Another epic canvas offers a gargantuan head with a pig snout and two bloodshot, blue eyes stacked on top of each other. From its mouth it pukes up a money-green stream of technology, machinery and human skulls. The monstrous body here is made entirely of teats at which a series of wide-eyed, Pinocchio-nosed runts clamber over each other, desperate to suckle.
Were these grotesques a passing diversion that Haring lost interest in, or did they represent a direction he might have explored further had his career—his life—gone on longer? He was 31 when he died in 1990, which means he'd be just 56 today. Navigating these rooms, I was fully aware that we’d been robbed of decades of work. What else might he have taken on? What would it have looked like?
Keith Haring died from AIDS, a tragedy not glossed over by the exhibition but not quite explored either. The catastrophic effect of the plague on his community; his support of activist groups like ACT UP; and his thoughts about living with the virus in his body remain indistinct.

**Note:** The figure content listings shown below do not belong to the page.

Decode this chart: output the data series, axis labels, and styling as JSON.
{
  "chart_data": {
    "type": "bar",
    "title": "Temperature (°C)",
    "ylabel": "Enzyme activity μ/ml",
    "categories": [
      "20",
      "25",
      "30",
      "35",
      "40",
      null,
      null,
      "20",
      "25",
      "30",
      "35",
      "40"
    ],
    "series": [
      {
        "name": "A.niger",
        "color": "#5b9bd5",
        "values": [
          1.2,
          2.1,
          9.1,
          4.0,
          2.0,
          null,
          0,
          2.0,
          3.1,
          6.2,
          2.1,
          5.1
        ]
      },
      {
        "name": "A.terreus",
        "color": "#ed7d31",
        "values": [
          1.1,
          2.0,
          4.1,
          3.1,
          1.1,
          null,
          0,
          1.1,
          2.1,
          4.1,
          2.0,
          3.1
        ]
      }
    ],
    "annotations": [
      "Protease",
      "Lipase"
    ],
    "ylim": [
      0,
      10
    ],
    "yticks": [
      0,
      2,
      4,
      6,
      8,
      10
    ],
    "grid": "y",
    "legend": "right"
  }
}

The exhibit eases itself out with a grab bag of images that include a mammoth pink triangle—a reference to the Nazi persecution of homosexual men as well as the reclamation of that image by AIDS activists in the 1980s— presented alongside other subjects like the death of artist Jean-Michel Basquiat and the destruction of the environment. The show here, in its final room, struck me as haphazard. AIDS was in the end the defining issue of Haring’s life, but as I exited, it seemed like just one subject among many.
I left eager for more, though still not clear how to reconcile the dissident Haring evidenced everywhere at the de Young with the playful proprietor of the Pop Shop, the Warhol-protégé who appeared on magazine covers and shilled for Absolut Vodka. It's an old question, but in these galleries, it seemed worth asking again. What does it mean to create a larger-than-life cartoon of a capitalist pig while promoting yourself as a commercial art star? Was the pop(ular) stuff a bait-and-switch: lure them in for the radiant babies, then confront them with atomic radiation? Or was something in Haring inherently at odds with itself ?
“The role of the artist is to be an antagonist,” Haring said, and The Political Line proves that antagonism and subversion were part of his practice from beginning to end. Haring was a visionary—but was his a unified vision or a split one, still working through its contradictions?